I usually prefer to get my information in written form, but the PBS documentary Russia’s Open Book: Writing in the Age of Putin (website) is so good I was sorry when its 57 minutes were over. The host is Stephen Fry (sporting a pleasing late-tsarist beard-and-mustache combination), and the authors discussed and interviewed include Zakhar Prilepin, Dmitry Bykov, Mariam Petrosyan, Lyudmila Ulitskaya, Anna Starobinets, and Vladimir Sorokin. You’ll hear lots of Russian, and Fry reads translated passages from the works discussed (accompanied by quite well done animated illustrations). I forget who sent me the link or recommended it to me, but I thank them!

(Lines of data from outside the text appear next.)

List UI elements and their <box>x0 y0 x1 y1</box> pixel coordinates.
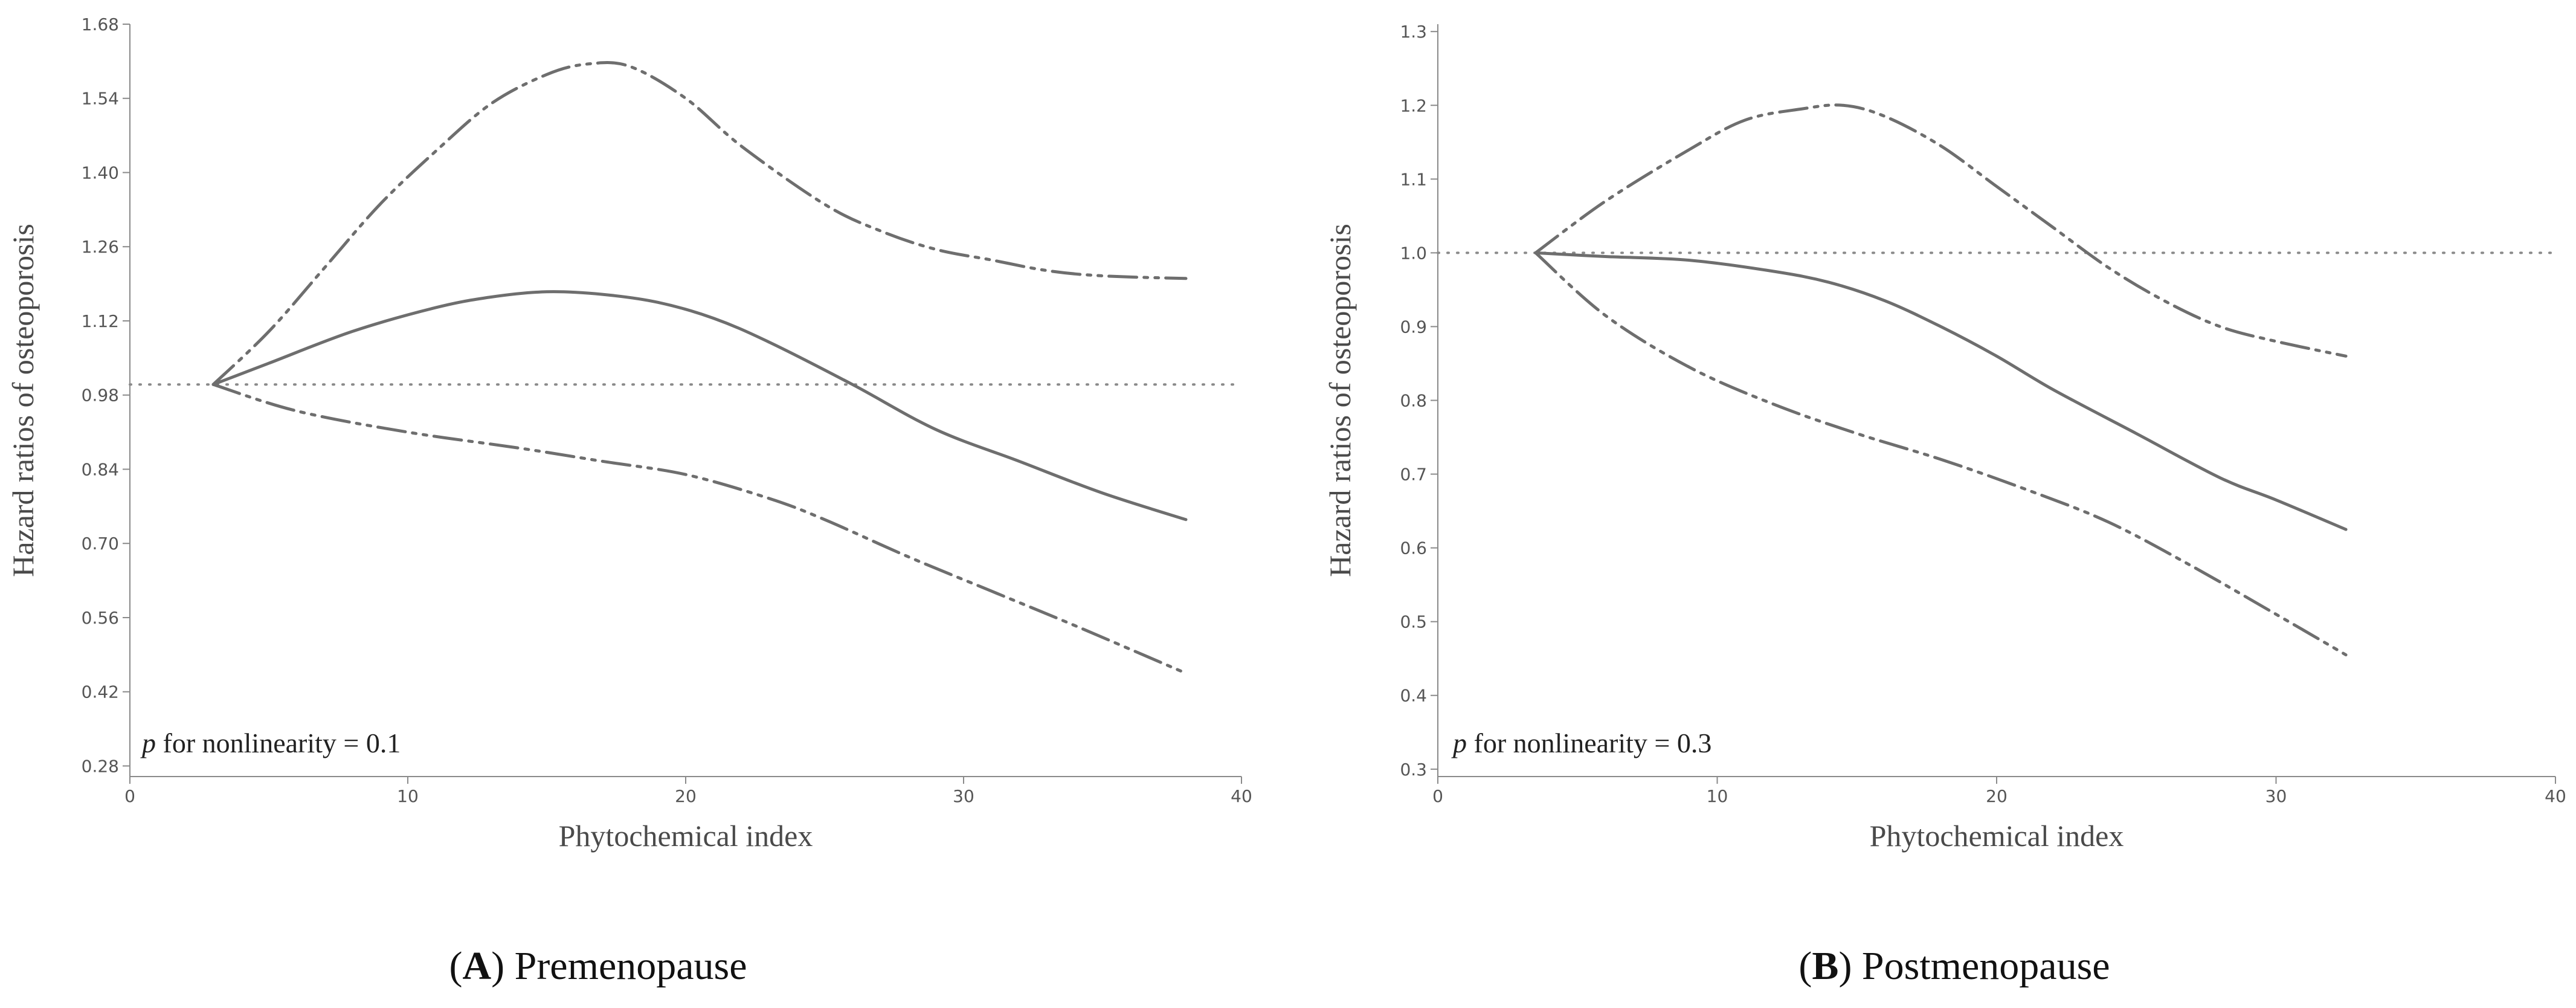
panel-a-x-axis-title: Phytochemical index <box>559 819 813 853</box>
panel-a-y-tick-label: 1.26 <box>82 237 119 257</box>
panel-b-annotation-p: p <box>1451 728 1467 758</box>
panel-b-annotation-text: for nonlinearity = 0.3 <box>1467 728 1711 758</box>
panel-a-series-upper-95-ci <box>211 61 1188 386</box>
panel-a-chart: 0.28 0.42 0.56 0.70 0.84 0.98 1.12 1.26 1.40 1.54… <box>6 15 1252 853</box>
panel-b-caption-text: Postmenopause <box>1862 944 2110 988</box>
panel-a-series-hazard-ratio <box>211 290 1188 522</box>
panel-b-caption: (B) Postmenopause <box>1798 944 2110 988</box>
panel-a-y-tick-label: 0.28 <box>82 756 119 776</box>
panel-b-y-tick-label: 0.6 <box>1400 538 1427 558</box>
panel-b-y-tick-label: 1.2 <box>1400 95 1427 115</box>
panel-a-annotation-p: p <box>140 728 156 758</box>
panel-a-y-tick-label: 1.40 <box>82 163 119 183</box>
panel-b-y-tick-label: 0.3 <box>1400 760 1427 780</box>
panel-a-y-tick-label: 0.56 <box>82 608 119 628</box>
panel-b-series-upper-95-ci <box>1534 103 2348 358</box>
panel-b-series-lower-95-ci <box>1534 251 2348 657</box>
panel-b-y-tick-label: 0.4 <box>1400 686 1427 706</box>
panel-b-series-hazard-ratio <box>1534 251 2348 531</box>
panel-a-caption-text: Premenopause <box>515 944 747 988</box>
panel-a-caption: (A) Premenopause <box>449 944 747 988</box>
panel-b-y-tick-label: 1.3 <box>1400 22 1427 42</box>
panel-a-x-tick-label: 0 <box>124 786 135 806</box>
panel-b-x-axis-title: Phytochemical index <box>1870 819 2124 853</box>
panel-b-letter: B <box>1812 944 1838 988</box>
panel-b-nonlinearity-annotation: p for nonlinearity = 0.3 <box>1451 728 1711 758</box>
panel-a-y-axis-title: Hazard ratios of osteoporosis <box>6 224 40 577</box>
panel-b-y-axis-title: Hazard ratios of osteoporosis <box>1323 224 1357 577</box>
panel-b-x-tick-label: 40 <box>2545 786 2566 806</box>
panel-a-series-lower-95-ci <box>211 383 1188 675</box>
panel-b-x-tick-label: 0 <box>1432 786 1443 806</box>
panel-b-y-tick-label: 1.0 <box>1400 243 1427 263</box>
panel-a-x-tick-label: 10 <box>397 786 419 806</box>
panel-a-y-tick-label: 1.68 <box>82 15 119 34</box>
panel-b-y-tick-label: 0.9 <box>1400 317 1427 337</box>
panel-b-x-tick-label: 10 <box>1707 786 1728 806</box>
panel-a-x-tick-label: 30 <box>953 786 974 806</box>
panel-a-y-tick-label: 1.54 <box>82 89 119 109</box>
panel-b-y-tick-label: 0.8 <box>1400 391 1427 411</box>
panel-b-y-tick-label: 0.7 <box>1400 465 1427 485</box>
panel-a-nonlinearity-annotation: p for nonlinearity = 0.1 <box>140 728 401 758</box>
panel-b-y-tick-label: 1.1 <box>1400 169 1427 189</box>
panel-a-y-tick-label: 1.12 <box>82 311 119 331</box>
panel-a-x-tick-label: 20 <box>675 786 697 806</box>
panel-a-letter: A <box>462 944 491 988</box>
panel-a-annotation-text: for nonlinearity = 0.1 <box>156 728 401 758</box>
panel-b-y-tick-label: 0.5 <box>1400 612 1427 632</box>
panel-a-y-tick-label: 0.98 <box>82 386 119 405</box>
panel-a-y-tick-label: 0.70 <box>82 534 119 554</box>
panel-a-y-tick-label: 0.42 <box>82 682 119 702</box>
panel-b-x-tick-label: 20 <box>1986 786 2008 806</box>
panel-a-y-tick-label: 0.84 <box>82 459 119 479</box>
panel-b-x-tick-label: 30 <box>2265 786 2287 806</box>
panel-b-chart: 0.3 0.4 0.5 0.6 0.7 0.8 0.9 1.0 1.1 1.2 1.3 0 10 20 30… <box>1323 22 2566 853</box>
panel-a-x-tick-label: 40 <box>1231 786 1252 806</box>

Hi, Hat – your link sends me to a 57 seconds trailer (+ a website). Isn’t this the 57 minute thing?
https://www.youtube.com/watch?v=vRPDM7OTMrI
Oops! Yup, thanks.
I’ve changed the link in the post to yours.
As for modern Russian writers I suppose we still have to wait and see. Their legacy is world class – I wonder if anybody but Shakespeare and Cervantes can compare with their greatest 19th c. authors. But they had something to write about, a theme so to say.
Lenin somewhere wrote, that a revolution requires two conditions to be eligibled: (1) the oppressed classes don’t want to and (2) the ruling classes can’t live in the old way. Isn’t this the setting for the core of 19th c. Russian litterature? For Chekhov? For Gontcharov? For Gogol? Tolstoy and Dostoyevsky were perhaps more moralizing but still influenced by the same reality: some fundamental change must come.
The Soviet litterature awarded wit the Nobel price was the two epic ones Doctor Zhivago by Boris Pasternak and Silent Don by Mikhail Sholokhov. Both were good, looking upon the revolution from different sides, but really not reflecting the hopelesness of their 19th c.forerunners.
Therefore I expect the next great world litterature to emerge in Europe or Northern America when the intellectuals of the ruling financial upper class realize that they can’t go on this way: forcing increasing debts upon the states of southern Europe and mortgages upon the citizens in the north. After all and independently of all theories – every debt has to be paid, sometime by someone.
Meanwhile we will have to cope with left wing authors obsessed by climate, nature, enviroment, animal rights, feminism, rights of non-heterosexuals etc. and the right wing dittos by islamophobia, homophobia, xenophobia, nationalism and racism.
Who paid the public debts of the Roman Empire? Are they still being paid today?